How Irish SMEs promote their business in 2016

how Irish SMEs promote their business today

As part of our Smarter Living for Business series, we're bringing businesses simple ideas to make their business better through insights and industry research from some of the country's most influential leaders and thinkers.

This week, we take a look at SME owners approach to promotion and their views on the business media.

We recently surveyed 132 SMEs across the country about their attitudes towards doing business in Ireland in 2016*. The results were a fascinating insight into the challenges and opportunities that small business owners encounter every day.

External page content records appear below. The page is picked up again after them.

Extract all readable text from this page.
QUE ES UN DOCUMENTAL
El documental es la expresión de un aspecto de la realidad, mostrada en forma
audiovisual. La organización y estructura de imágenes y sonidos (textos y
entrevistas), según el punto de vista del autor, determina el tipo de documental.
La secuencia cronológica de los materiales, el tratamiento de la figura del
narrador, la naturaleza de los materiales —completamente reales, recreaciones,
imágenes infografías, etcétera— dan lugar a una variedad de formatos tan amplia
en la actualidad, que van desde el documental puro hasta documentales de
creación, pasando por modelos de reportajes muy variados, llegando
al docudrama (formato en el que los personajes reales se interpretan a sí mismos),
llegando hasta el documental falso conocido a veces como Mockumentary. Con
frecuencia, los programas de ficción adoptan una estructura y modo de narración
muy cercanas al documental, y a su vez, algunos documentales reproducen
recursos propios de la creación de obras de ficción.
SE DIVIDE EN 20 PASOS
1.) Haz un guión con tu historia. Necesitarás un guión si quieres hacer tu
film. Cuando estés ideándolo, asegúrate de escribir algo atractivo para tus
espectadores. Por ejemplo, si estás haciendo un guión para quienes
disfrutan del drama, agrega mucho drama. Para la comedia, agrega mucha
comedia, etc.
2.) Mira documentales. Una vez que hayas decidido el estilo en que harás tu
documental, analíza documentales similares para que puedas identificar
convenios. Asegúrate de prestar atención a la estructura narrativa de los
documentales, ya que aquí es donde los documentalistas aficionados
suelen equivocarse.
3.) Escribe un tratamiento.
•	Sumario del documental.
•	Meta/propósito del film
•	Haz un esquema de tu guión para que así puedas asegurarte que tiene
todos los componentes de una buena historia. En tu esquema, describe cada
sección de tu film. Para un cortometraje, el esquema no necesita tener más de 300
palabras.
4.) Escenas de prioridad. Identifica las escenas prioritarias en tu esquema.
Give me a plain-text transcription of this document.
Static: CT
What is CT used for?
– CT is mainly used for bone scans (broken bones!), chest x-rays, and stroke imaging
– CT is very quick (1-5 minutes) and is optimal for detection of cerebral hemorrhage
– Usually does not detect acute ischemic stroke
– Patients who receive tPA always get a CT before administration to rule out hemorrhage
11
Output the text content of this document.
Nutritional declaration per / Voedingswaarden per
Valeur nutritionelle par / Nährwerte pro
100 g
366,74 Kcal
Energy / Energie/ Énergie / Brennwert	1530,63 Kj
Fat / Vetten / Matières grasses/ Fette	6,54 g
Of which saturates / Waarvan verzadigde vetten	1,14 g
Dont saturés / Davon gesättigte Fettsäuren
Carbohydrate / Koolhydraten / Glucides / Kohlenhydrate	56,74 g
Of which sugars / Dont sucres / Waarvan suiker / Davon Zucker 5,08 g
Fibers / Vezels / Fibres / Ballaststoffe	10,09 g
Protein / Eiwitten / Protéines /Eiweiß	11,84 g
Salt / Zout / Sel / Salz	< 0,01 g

How Irish businesses use Social Media

What’s the best way of letting your customers know about your business? It’s a question many SME owners struggle with daily, especially with the vast array of promotional choices available in the modern media landscape. Social media as a promotion method has long been embraced by larger companies, but are small businesses in Ireland as keen?

Our survey found that business owners in Ireland are enthusiastic about social overall, with 66% of our respondents (significantly higher than the European average) saying they use some form of it to promote their business. Just over half of all respondents (53%) said they used Facebook to promote their business, while half again as many (23%) said they used Twitter. At the lower end of the scale, only 13% said they used LinkedIn, and none of the other social marketing sites climbed above 5%.

Interestingly, just over a third (34%) said that they used no social marketing at all, indicating there is still some resistance among business owners towards online promotion methods.

So why the reluctance? Well, small business owners can be wary of anything that feels like a waste of their time and resources. And for someone who already spends all day running their business, investing time and money into social media can be just another headache. But establishing a social media presence doesn’t need to cost the earth, and the positives generally outweigh the negatives.


Making online engagement work

For a business with a loyal customer base, social media can turn loyal customers into advocates. Most of us have taken a recommendation on a business or brand from a friend in the past, but social media can open up this enthusiasm to a much wider audience. Research has shown that people trust other people’s recommendations more than direct marketing, so a business with an active and satisfied customer base will always be more attractive than one without. And it’s these recommendations which can turn a curious viewer into a new customer.

So, social media is definitely great for telling your customers about you, but it’s also useful for your customers telling you about themselves. There’s no better guide to what you’ve been doing right or wrong than customer reviews. A company that engages with its audience can quickly find out what its customers like and don’t like, and tailor their future business decisions based on this information. The advances in Facebook’s native advertising tools have also allowed businesses to be much more focused in their marketing efforts. With the ability to geo-target to their specific locality, these platforms also open up SMEs to a wider national and international audience allowing for a better return on investment than traditional advertising methods like television and newspapers.

Keeping up with the industry

When it comes to industry news, trade association newsletters are still king, with 43% of respondents saying that they consult them regularly. Subscription newsletters are next, with 39% saying they read them for the latest on their industry. But while it’s clear that small business owners in Ireland still maintain a preference for traditional media, they’re not shy of online either.

29% of owners stated that they got their news from Facebook and 17% from Twitter. Just under half of respondents stated that word of mouth was one of their primary sources for business updates, which demonstrates the importance of the still relatively close-knit business community in Ireland.

Most of those surveyed were satisfied with the sources of business news in Ireland. For those who were not, there were two major complaints. Many of those surveyed felt there was too much of an emphasis on multinationals and large companies in the business media and unsurprisingly wanted a greater focus on positive news stories featuring SMEs. And a number of respondents also felt there was a bias in the media towards the larger urban areas, particularly Dublin, and wanted greater coverage of SMEs in the smaller towns and rural areas.

Looking to the future

Our survey results demonstrate that Irish companies are among the most progressive in the world when it comes to social media use. As the economy recovers, it’s vital that we harness this positive outlook in order to maximise our SMEs opportunities on a national and international level. There’s no reason why Irish business can’t continue to make an impact on the world stage, and a business community that’s active in the online space is a major step towards that. That’s just good business. For all of us.

*This survey was conducted through phone by on behalf of Electric Ireland.